Metastatic castration resistant prostate cancer (mCRPC) is the lethal form of the disease, and as metastatic biopsies are seldom performed, rapid autopsy programs provide a needed source of tissue for genomic study. In addition to supplying ample tissue, these programs allow for the analysis of multiple tumors from the same patient, allowing researchers to trace the genomic evolution of prostate cancer from a localized hormone-sensitive state to a metastatic castration-resistant one.
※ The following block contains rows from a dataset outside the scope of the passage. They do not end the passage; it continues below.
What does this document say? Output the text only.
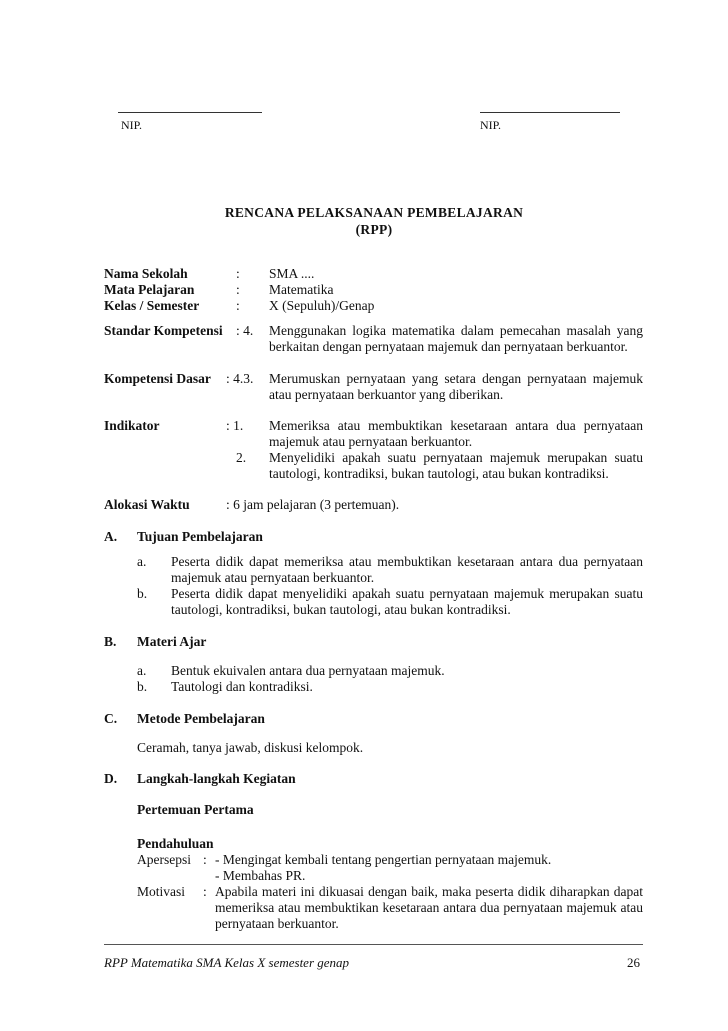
NIP.	NIP.
RENCANA PELAKSANAAN PEMBELAJARAN
(RPP)
Nama Sekolah	: SMA ....
Mata Pelajaran	: Matematika
Kelas / Semester	: X (Sepuluh)/Genap
Standar Kompetensi : 4. Menggunakan logika matematika dalam pemecahan masalah yang
berkaitan dengan pernyataan majemuk dan pernyataan berkuantor.
Kompetensi Dasar : 4.3. Merumuskan pernyataan yang setara dengan pernyataan majemuk
atau pernyataan berkuantor yang diberikan.
Indikator	: 1. Memeriksa atau membuktikan kesetaraan antara dua pernyataan
majemuk atau pernyataan berkuantor.
2. Menyelidiki apakah suatu pernyataan majemuk merupakan suatu
tautologi, kontradiksi, bukan tautologi, atau bukan kontradiksi.
Alokasi Waktu	: 6 jam pelajaran (3 pertemuan).
A. Tujuan Pembelajaran
a. Peserta didik dapat memeriksa atau membuktikan kesetaraan antara dua pernyataan
majemuk atau pernyataan berkuantor.
b. Peserta didik dapat menyelidiki apakah suatu pernyataan majemuk merupakan suatu
tautologi, kontradiksi, bukan tautologi, atau bukan kontradiksi.
B. Materi Ajar
a. Bentuk ekuivalen antara dua pernyataan majemuk.
b. Tautologi dan kontradiksi.
C. Metode Pembelajaran
Ceramah, tanya jawab, diskusi kelompok.
D. Langkah-langkah Kegiatan
Pertemuan Pertama
Pendahuluan
Apersepsi : - Mengingat kembali tentang pengertian pernyataan majemuk.
- Membahas PR.
Motivasi : Apabila materi ini dikuasai dengan baik, maka peserta didik diharapkan dapat
memeriksa atau membuktikan kesetaraan antara dua pernyataan majemuk atau
pernyataan berkuantor.
RPP Matematika SMA Kelas X semester genap	26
In this issue, Nickerson et al. (Hum Mutat 34:1231-1241, 2013) perform next generation sequencing (NGS) on the exomes of 5 metastatic CRPC tumors and control kidney tissue taken from one individual at the time of autopsy, validating findings by PCR and Sanger sequencing in the patient's original primary prostate tumor and in additional available metastases. Using these techniques the authors provide insight into the anatomic evolution of prostate cancer, observing that sites colonized late in the metastatic process accumulate new somatic variants not present in sites colonized earlier. In addition to the finding of germline and somatic inactivation of BRCA1, the authors observe somatic alterations in TET2 in mCRPC tumors but not in primary tissue, suggesting a not previously recognized driver role in the early spread of metastatic disease. Additional somatic alterations in a number of genes that regulate methytlation and chromatin remodeling including PBRM1 suggest that epigenetic regulation may be important in the progression of metastatic disease.
Taken together, this work shows that NGS of multiple tumors isolated from the same individual has the potential not only to shed light on the genomic and anatomic evolution of metastatic prostate cancer, but also to allow for the identification of putative driver and passenger mutations, which can potentially aid in the selection of targets for the next generation of therapeutics.